My favorite stuffed animal is a polar bear that my roommates got me from the World Wildlife Foundation (a symbolic adoption!) for my 24th birthday. I named him Pistachio because 3 months prior, I had discovered pistachio ice cream when I went on a work lunch with a colleague and a donor. The donor was given a Neapolitan-esque ice cream to celebrate her birthday and, as she slid a third of the dish toward me, told me she didn’t eat anything green. Pistachio ice cream has been my favorite ever since.
There is a decorative spoon hanging above my coffee bar from my Great Aunt Ceil. A photo of my grandfather and I on my dresser. A print of Pittsburgh from my Kansas-born, Florida-raised sister-in-law. A blanket over the sofa, a housewarming gift from another former boss.
How many people make up a person?
In my apartment alone, I feel our inheritance. An exercise bike from an old roommate. A coffee table from our closest friends.

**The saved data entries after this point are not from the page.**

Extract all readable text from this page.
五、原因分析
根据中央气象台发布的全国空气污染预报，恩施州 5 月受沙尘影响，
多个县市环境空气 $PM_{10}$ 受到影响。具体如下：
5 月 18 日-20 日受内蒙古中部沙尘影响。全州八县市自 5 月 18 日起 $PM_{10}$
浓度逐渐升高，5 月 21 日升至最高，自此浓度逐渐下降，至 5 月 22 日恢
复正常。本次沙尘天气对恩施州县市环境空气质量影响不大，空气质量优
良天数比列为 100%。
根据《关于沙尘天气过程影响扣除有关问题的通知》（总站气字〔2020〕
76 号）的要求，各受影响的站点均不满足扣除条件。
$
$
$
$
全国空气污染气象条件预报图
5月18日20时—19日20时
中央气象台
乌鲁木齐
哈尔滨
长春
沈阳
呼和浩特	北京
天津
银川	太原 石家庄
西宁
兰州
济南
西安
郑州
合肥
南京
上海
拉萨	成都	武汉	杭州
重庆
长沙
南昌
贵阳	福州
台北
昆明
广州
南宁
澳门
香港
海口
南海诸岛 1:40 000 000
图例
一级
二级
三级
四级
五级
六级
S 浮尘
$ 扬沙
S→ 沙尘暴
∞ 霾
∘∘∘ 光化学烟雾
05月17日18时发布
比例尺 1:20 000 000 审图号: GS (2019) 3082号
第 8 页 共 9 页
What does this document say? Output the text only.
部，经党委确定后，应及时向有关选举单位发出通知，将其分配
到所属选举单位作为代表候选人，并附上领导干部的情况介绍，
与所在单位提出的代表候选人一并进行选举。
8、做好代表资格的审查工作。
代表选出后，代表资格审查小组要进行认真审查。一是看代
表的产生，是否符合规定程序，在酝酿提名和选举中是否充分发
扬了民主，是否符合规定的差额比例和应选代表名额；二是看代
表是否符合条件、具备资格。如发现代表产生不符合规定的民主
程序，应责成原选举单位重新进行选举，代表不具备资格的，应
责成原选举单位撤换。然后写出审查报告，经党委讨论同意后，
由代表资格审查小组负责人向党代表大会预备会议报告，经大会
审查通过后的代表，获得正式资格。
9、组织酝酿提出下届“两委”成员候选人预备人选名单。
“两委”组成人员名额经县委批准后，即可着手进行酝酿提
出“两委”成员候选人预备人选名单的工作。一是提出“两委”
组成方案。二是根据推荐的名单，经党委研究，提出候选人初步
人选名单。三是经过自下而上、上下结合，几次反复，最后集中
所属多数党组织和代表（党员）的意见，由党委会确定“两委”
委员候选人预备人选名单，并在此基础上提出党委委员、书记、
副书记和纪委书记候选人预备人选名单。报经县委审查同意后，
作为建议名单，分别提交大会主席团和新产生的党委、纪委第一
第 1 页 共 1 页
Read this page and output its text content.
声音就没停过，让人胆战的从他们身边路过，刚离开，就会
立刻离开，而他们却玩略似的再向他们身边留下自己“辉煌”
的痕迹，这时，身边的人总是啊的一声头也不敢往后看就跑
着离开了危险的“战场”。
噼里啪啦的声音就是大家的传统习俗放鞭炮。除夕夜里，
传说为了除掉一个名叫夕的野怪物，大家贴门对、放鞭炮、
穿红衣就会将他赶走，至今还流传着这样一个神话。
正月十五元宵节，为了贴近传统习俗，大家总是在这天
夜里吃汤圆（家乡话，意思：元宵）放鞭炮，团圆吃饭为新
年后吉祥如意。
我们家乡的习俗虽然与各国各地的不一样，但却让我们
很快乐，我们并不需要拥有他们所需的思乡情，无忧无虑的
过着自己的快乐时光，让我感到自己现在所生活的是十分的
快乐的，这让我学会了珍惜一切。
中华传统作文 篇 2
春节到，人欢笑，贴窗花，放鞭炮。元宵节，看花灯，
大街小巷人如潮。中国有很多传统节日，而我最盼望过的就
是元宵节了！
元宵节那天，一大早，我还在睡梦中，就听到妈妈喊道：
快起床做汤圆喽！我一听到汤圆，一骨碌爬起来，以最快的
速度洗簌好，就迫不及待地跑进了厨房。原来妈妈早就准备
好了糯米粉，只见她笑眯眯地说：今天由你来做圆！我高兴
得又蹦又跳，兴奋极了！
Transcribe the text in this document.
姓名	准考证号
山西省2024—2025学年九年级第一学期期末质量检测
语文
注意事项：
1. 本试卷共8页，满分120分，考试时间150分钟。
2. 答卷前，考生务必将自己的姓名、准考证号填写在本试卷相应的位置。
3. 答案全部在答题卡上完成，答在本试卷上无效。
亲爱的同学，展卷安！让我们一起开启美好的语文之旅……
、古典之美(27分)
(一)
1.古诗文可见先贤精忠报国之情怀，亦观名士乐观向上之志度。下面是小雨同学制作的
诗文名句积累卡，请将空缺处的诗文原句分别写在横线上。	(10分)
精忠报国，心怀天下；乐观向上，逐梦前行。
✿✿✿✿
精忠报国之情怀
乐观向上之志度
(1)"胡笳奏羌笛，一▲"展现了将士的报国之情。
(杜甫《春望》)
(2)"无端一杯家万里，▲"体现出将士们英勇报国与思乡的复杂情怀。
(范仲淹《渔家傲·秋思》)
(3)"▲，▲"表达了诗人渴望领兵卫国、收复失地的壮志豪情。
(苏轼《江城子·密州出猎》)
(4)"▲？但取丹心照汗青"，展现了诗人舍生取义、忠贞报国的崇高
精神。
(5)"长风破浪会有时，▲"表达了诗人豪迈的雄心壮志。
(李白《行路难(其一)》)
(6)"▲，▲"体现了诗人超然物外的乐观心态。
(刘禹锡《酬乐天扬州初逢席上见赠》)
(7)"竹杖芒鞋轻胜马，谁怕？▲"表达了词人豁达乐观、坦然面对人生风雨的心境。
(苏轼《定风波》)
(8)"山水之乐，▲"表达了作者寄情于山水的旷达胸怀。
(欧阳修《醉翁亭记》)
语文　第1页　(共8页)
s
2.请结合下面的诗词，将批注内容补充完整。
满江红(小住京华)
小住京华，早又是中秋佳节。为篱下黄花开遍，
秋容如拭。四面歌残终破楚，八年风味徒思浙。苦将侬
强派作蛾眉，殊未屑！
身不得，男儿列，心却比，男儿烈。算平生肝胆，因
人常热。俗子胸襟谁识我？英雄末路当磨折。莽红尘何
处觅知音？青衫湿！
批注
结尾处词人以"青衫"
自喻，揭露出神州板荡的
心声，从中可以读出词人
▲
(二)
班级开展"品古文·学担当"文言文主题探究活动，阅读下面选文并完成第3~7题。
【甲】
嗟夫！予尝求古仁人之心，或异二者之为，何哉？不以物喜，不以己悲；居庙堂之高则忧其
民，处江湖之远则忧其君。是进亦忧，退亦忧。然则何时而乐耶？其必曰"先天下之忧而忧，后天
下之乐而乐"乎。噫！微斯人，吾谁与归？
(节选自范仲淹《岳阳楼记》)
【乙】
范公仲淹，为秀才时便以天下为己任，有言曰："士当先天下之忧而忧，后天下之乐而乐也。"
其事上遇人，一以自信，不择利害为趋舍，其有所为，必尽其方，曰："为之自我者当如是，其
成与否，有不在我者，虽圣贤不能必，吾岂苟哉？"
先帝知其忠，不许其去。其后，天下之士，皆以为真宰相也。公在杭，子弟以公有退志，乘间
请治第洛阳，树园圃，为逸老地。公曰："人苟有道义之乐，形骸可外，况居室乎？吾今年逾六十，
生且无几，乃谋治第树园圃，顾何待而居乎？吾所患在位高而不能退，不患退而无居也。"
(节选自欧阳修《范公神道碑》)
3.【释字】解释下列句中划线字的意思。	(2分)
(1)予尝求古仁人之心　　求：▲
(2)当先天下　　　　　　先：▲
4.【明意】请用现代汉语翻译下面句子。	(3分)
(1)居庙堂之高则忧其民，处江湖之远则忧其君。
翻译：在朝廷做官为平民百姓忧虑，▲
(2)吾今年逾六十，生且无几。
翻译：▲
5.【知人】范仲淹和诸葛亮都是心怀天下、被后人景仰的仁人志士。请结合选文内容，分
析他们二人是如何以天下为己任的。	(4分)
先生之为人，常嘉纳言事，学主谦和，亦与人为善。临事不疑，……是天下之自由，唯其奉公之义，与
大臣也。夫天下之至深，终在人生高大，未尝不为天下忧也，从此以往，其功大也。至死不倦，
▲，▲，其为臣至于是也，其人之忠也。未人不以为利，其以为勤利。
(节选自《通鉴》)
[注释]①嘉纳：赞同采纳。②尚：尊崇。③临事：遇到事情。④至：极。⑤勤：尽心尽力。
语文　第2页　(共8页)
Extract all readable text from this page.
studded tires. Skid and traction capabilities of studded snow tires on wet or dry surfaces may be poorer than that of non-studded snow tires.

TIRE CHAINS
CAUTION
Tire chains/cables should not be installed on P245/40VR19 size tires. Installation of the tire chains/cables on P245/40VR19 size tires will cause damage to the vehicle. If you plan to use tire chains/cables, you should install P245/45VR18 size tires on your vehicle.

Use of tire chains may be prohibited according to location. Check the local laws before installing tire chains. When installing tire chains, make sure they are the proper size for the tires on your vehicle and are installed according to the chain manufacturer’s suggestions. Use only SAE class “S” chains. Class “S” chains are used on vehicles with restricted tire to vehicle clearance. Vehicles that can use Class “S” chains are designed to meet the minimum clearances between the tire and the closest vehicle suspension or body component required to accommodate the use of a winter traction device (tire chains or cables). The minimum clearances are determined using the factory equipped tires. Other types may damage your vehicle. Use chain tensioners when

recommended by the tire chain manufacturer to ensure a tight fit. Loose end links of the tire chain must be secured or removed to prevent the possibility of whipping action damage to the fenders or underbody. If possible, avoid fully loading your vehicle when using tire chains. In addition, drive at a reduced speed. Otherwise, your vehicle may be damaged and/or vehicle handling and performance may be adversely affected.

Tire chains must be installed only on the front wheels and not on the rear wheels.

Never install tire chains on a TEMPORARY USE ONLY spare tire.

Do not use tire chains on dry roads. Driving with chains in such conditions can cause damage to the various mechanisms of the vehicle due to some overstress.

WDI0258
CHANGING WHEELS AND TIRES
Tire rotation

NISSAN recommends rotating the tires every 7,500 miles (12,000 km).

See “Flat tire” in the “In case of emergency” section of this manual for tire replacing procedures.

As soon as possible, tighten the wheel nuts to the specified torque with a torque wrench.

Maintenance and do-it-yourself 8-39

In my life, it is even more pronounced.
This is the 1001st Smile Project blog. One thousand and one stories that make up me and by extension, then, you as well.
I’d wanted to be a writer my entire life, though I never imagined starting a blog. Despite being pushed on it, it wasn’t until a cool upperclassman at my university really encouraged it that something clicked. Thanks, M.
And this got me to thinking of all the people who pushed on something. Sometimes in loud and disruptive ways. Sometimes in quiet being theres.
But what it really got me to thinking about is the way I am built from bike rides and bonfires. From yellow corn fields capturing the sun each evening. From snap green beans, pulled from a garden. From cinnamon rolls on Christmas morning. From journals and instruments and first loves and last. From sneakers and bell towers and subways and bridges. From fresh bread and hot tea and reunions and love.
But what it really got me to thinking about is the way I am built from love.
There have been—it seems—endless people cheering me on in different ways in every period of my life. I want them to know I am grateful. I want them to know I’m doing more than okay. I want them to know I am thriving and that they are a direct contribution to that.
You are the reason I can write. You are the reason I can love.
How many people make up a person? Infinity.
How many people make up love? Even more.